Oggetto di diverse politiche di rilancio nel corso degli ultimi anni, non sempre andate a buon fine, la zona della Valserra, nella parte est della città di Terni e in direzione Spoleto, negli ultimi anni è diventata anche palcoscenico di nuovi studi zoologici. Studi che hanno messo in evidenza una particolarità del territorio che forse in pochi in città conoscono. 

Gli studi A portare avanti una parte del lavoro è lo studioso Riccardo Giulio Mattea, ternano, classe 1995, di ritorno in città dopo aver studiato in giro per il mondo ed essersi laureato in Zoologia, con master in Conservazione globale della biodiversità. Impegnato in diversi progetti di recupero e valorizzazione del territorio ternano, come quello portato avanti per gli antichi fontanili, Mattea dal 2020 sta realizzando, proprio in Valserra, un monitoraggio di rettili e anfibi “per raccogliere dati su trend di popolazioni e distribuzione”, spiega a Umbria24. 

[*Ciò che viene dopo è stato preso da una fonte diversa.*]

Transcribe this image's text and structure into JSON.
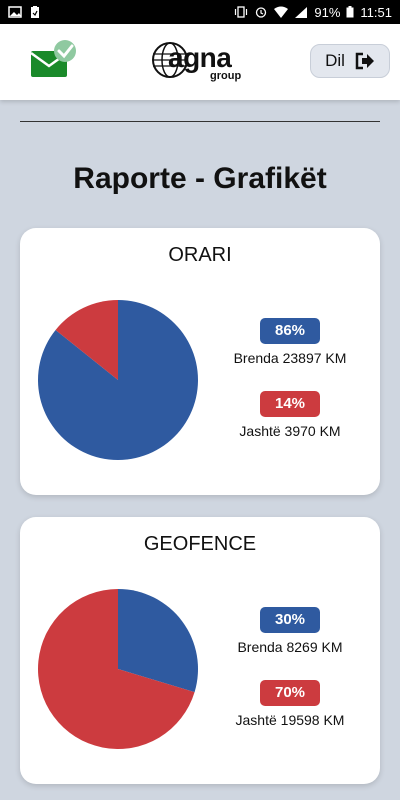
{
  "status_bar": {
    "battery": "91%",
    "time": "11:51"
  },
  "header": {
    "logo_main": "agna",
    "logo_sub": "group",
    "logout_label": "Dil"
  },
  "page": {
    "title": "Raporte - Grafikët"
  },
  "reports": [
    {
      "title": "ORARI",
      "inside_percent": "86%",
      "inside_label": "Brenda 23897  KM",
      "outside_percent": "14%",
      "outside_label": "Jashtë 3970  KM"
    },
    {
      "title": "GEOFENCE",
      "inside_percent": "30%",
      "inside_label": "Brenda 8269  KM",
      "outside_percent": "70%",
      "outside_label": "Jashtë 19598  KM"
    }
  ],
  "colors": {
    "inside": "#2f5aa0",
    "outside": "#cc3b3f",
    "mail_green": "#1a8a2a"
  },
  "chart_data": [
    {
      "type": "pie",
      "title": "ORARI",
      "categories": [
        "Brenda",
        "Jashtë"
      ],
      "values": [
        23897,
        3970
      ]
    },
    {
      "type": "pie",
      "title": "GEOFENCE",
      "categories": [
        "Brenda",
        "Jashtë"
      ],
      "values": [
        8269,
        19598
      ]
    }
  ]
}
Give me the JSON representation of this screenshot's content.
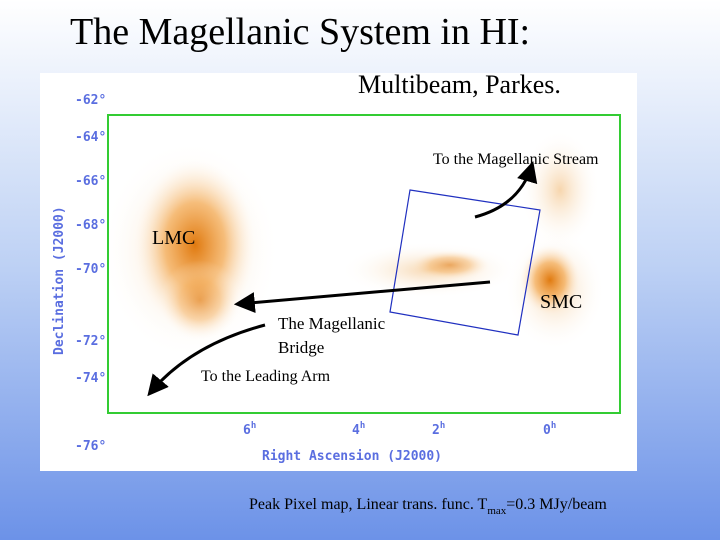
{
  "header": {
    "title": "The Magellanic System in HI:",
    "subtitle": "Multibeam, Parkes."
  },
  "map": {
    "y_axis_label": "Declination (J2000)",
    "x_axis_label": "Right Ascension (J2000)",
    "y_tick_labels": [
      "-62°",
      "-64°",
      "-66°",
      "-68°",
      "-70°",
      "-72°",
      "-74°",
      "-76°"
    ],
    "x_tick_labels": [
      {
        "main": "6",
        "sup": "h"
      },
      {
        "main": "4",
        "sup": "h"
      },
      {
        "main": "2",
        "sup": "h"
      },
      {
        "main": "0",
        "sup": "h"
      }
    ],
    "annotations": {
      "stream": "To the Magellanic Stream",
      "lmc": "LMC",
      "smc": "SMC",
      "bridge": [
        "The Magellanic",
        "Bridge"
      ],
      "leading_arm": "To the Leading Arm"
    }
  },
  "caption": {
    "text": "Peak Pixel map, Linear trans. func. T",
    "subscript": "max",
    "rest": "=0.3 MJy/beam"
  }
}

Le caratteristiche I suoi studi finiranno poi per essere analizzati dalla Societas Herpetologica Italica (SHI). «La Valserra – spiega – rappresenta un importante habitat per gli anfibi, soprattutto grazie alla presenza di acqua superficiale, fenomeni carsici e umidità elevate, durante tutto l’arco dell’anno. Condizioni che permettono la presenza di specie endemiche, ossia presenti solo nella penisola italiana, e in Direttiva habitat (una direttiva europea che valorizza e tutela la biodiversità, ndr) come il rospo comune, la Salamandrina dagli occhiali, il geotritone italiano, il tritone crestato e la Rana italica». 

A rischio Studi che acquisiscono ulteriore interesse se si pensa che «il 40 per cento delle specie di anfibi – spiega lo zoologo – è a rischio estinzione a causa della perdita di habitat e malattie come il chitridio». «Per questo diventa fondamentale preservare l’ambiente e soprattutto la zona della Valserra, per conservare tutte le specie animali e vegetali al suo interno». Gli studi di Mattea presto in un documentario commissionatogli nell’ambito del progetto ‘La scuola fa quartiere’.